Getting more technical, an RFID tag is literally a small, passive chip that broadcasts the message it is encoded with whenever a radio wave is passed over it. It doesn’t do it until the right frequency radio signal is applied but when it happens, the chip shouts “HI I’M HERE THIS IS WHAT I’VE GOT TO SAY:…”.
Imagine that chip is shouting all of your personal details like name, age, date and place of birth, ID number on your passport and unique identifying code for the passport system… Your passport or driver’s licence has now just shouted out (completely unencrypted) all the details required to clone your identity to anyone that chooses to listen.
Like the guy standing in the queue behind you, or in front of you, or potentially the low paid cleaner wandering past mopping the floor with a reader in their pocket.
The US are currently trialling e-Passports, as are Australia and many other nations and they are now used extensively in the EU. In many countries, new Drivers Licences are using them too.
In the context of an airport, security can be tightened to ensure there are blockers or jammers in place for unofficial readers, so that’s mostly okay.
The problem is that you can’t turn the RFID tag off. Whenever it is presented with an appropriate radio beam it will start shouting it’s details, again and again and again - as many times as you fancy beaming it. All without a battery, and all without your intervention or knowledge because of the RFID magic that powers the response message by sucking it from the inbound radio wave.
As shown on this post today (watch the video). You can see that just by driving around down town San Francisco they manage to pick up people’s details and clone them without the user’s knowledge.

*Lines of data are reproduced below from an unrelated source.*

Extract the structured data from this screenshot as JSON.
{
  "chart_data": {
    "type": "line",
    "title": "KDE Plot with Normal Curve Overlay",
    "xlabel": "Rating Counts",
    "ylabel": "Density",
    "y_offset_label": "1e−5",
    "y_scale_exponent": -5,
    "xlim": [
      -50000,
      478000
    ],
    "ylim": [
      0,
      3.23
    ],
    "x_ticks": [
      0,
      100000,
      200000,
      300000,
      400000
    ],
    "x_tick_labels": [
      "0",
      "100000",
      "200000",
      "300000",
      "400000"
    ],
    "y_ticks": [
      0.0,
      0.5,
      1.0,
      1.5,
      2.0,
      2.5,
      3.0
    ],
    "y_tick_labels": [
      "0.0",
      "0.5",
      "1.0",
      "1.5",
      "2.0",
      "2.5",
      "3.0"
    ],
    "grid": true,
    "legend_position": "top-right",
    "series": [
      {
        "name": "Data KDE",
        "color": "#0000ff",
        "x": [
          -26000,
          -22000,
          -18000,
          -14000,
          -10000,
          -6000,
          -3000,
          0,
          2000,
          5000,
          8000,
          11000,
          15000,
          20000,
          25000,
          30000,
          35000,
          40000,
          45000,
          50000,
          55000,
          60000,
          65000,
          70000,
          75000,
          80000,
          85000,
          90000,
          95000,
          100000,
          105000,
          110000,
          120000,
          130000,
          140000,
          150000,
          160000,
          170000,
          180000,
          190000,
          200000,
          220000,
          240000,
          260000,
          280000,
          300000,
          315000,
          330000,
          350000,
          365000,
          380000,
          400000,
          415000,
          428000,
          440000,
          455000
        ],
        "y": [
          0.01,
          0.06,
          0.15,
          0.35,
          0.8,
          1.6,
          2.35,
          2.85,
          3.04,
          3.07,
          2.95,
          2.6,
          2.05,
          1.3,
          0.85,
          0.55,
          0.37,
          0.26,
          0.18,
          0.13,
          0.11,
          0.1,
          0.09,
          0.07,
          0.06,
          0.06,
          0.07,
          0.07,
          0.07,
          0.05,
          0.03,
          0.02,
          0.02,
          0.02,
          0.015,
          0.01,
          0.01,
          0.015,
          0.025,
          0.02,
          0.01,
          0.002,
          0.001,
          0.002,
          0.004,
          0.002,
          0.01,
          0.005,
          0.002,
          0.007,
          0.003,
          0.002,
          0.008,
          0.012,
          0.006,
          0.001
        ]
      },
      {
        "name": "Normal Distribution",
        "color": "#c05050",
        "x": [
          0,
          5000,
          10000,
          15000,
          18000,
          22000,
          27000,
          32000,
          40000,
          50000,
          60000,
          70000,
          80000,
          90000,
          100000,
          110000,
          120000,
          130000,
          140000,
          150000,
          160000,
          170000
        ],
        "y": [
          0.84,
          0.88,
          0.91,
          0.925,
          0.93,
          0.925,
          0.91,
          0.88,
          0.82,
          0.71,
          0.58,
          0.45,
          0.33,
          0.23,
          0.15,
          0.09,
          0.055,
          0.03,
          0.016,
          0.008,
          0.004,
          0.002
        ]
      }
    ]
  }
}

Just by having the document in their pocket (think how often your driver’s licence is in your pocket or handbag).
Once cloned, it doesn’t take much to start getting more info about a person and then from there full scale identity theft can take place.
Given the amount of money invested in this technology by various governments and the perceived added security it creates, there’s no stopping the trend now. If you do have an RFID enabled licence or passport you should shield it using a magnet in your wallet (and wipe your ATM cards) or put it in a metal-lined case or sleeve. These are low tech for the moment but expect sleeves to start coming out to protect your documents from drive by cloners soon.